Son güncelleme: 27.01.2006 13:58
  • Kimyasal savaş ajanları, öldürmek, yaralamak, insanları etkisiz hale getirmek, bitkisel ve hayvansal besin kaynaklarını, besin stoklarını kontamine etmek ve yok etmek, ekonomik önemi olan hedefleri işlemez hale getirmek, kaosa ve paniğe neden olmak amacıyla spesifik hedeflere karşı kullanılan, yüksek toksisite potansiyeline sahip çeşitli yapılarda kimyasal maddelerdir.

    Kimyasal ajanlar, hedef üzerine içinde bir veya daha fazla kimyasal ajan dağıtabilen bir taşıyıcı/dağıtıcı sistem içeren kimyasal silahlarla gönderilir. Kimyasal savaş ajanları, bir veya birkaçının kombinasyonu halinde ve katı, sıvı veya aerosol şeklinde; helikopter veya uçaklarla taşınan sprey tanklarıyla; püskürtücü aletlerle; top, roket veya çok namlulu roket sistemleri; füze, mayın, el bombası veya uçak bombaları ile püskürtülür veya fırlatılıp dağıtılırlar.
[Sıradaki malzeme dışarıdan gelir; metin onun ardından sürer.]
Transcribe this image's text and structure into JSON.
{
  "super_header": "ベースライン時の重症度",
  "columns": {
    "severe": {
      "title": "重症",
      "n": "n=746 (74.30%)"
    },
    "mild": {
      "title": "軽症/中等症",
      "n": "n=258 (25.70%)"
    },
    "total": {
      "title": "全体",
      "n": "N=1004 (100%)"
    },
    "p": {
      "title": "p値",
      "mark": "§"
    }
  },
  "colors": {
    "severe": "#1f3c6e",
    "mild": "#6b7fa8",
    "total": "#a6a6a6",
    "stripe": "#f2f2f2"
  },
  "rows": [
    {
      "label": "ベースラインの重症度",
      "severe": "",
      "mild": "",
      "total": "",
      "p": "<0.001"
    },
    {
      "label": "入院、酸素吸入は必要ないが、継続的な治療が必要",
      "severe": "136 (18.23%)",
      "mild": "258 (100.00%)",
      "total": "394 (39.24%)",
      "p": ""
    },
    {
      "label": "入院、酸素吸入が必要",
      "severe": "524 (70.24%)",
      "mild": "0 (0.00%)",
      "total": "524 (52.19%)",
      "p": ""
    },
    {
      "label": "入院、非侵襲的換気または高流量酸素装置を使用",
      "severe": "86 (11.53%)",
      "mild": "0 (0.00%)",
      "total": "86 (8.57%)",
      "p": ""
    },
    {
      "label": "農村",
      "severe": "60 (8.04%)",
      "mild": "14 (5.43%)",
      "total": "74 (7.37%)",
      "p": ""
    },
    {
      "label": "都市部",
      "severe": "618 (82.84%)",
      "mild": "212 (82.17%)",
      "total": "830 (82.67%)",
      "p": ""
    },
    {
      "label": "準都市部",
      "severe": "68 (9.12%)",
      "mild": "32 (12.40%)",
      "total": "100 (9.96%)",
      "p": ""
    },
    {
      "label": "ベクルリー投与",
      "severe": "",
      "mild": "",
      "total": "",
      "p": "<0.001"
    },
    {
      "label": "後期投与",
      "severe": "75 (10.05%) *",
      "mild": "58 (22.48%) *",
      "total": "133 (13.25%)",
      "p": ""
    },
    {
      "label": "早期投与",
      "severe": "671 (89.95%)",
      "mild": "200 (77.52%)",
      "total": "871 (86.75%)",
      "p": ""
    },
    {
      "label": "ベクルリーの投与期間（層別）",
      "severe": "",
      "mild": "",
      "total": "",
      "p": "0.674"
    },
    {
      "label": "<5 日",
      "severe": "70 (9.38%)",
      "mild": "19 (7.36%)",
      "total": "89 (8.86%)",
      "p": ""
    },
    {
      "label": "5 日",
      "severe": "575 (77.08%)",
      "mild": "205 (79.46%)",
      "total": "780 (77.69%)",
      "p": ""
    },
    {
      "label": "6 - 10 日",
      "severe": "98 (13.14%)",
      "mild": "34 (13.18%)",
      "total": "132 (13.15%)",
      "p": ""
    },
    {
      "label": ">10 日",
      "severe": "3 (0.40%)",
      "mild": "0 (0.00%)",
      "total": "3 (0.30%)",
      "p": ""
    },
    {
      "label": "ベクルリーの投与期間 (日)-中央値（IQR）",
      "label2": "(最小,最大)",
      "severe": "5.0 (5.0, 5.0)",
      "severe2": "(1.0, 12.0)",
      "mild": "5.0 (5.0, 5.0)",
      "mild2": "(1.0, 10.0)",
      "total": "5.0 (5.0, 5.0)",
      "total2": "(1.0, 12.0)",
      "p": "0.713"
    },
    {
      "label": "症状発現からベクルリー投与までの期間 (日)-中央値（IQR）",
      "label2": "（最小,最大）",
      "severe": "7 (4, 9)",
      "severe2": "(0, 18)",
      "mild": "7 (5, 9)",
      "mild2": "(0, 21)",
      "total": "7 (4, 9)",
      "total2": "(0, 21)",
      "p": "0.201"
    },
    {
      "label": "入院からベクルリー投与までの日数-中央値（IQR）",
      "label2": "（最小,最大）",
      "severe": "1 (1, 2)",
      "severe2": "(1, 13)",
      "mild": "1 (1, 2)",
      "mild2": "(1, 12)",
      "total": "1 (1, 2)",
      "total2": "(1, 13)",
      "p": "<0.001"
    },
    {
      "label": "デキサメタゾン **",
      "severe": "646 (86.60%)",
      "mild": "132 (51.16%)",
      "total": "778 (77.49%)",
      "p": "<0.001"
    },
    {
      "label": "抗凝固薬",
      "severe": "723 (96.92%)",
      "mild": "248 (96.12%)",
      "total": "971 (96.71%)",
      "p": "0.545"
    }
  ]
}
    Kimyasal savaş ajanlarının savaşta veya terör amaçlı tercih edilme sebepleri üretim maliyet ve teknolojilerinin düşük olmaları, etki ve toksisitelerinin yüksek olmaları, çok yüksek zarar/hasar kapasiteleri sebebiyle yüksek oranda kayıplara sebep olmaları ve çok korkutucu olmalarıdır. Kimyasal tehlike sadece kimyasal savaş ve silahları sebebiyle mevcut değildir. Endüstriyel kazalar ve savaşlar veya terörist saldırılarda kullanılıp çevreye dağılan toksik ajanlarla da aynı tehlike söz konusudur.

    NEDENLER

    Kimyasal savaş ajanları, toksik etki özelliklerine göre aşağıdaki şekilde sınıflandırılabilir:

    1. Sinir ajanları (Sarin, Soman, Tabun, VX): Sinir sistemi yoluyla kasları felce uğratarak solunum ve dolaşımı sistemlerini durdur. Öldürücü etkilidirler

    2. Vezikan ajanlar-Yakıcı gazlar (Hardal Gazı-Kükürtlü hardal, Levisit, Fosgen Oksim): Doku hasarı yaparlar. Gözler, cilt ve solunum yolu dokusu ilk etkilenen bölgesidir. DNA hasarına neden olurlar.

    3. Boğucu gazlar-Akciğer irritanları (Fosgen, Difosgen, Klor, Kloropikrin): Öldürücü etkilidirler. Solunum sistemini ağır şekilde tahrip edip, akciğer hasarına neden olarak gaz transferini bozarlar. Ölüm boğulma sonucu olur.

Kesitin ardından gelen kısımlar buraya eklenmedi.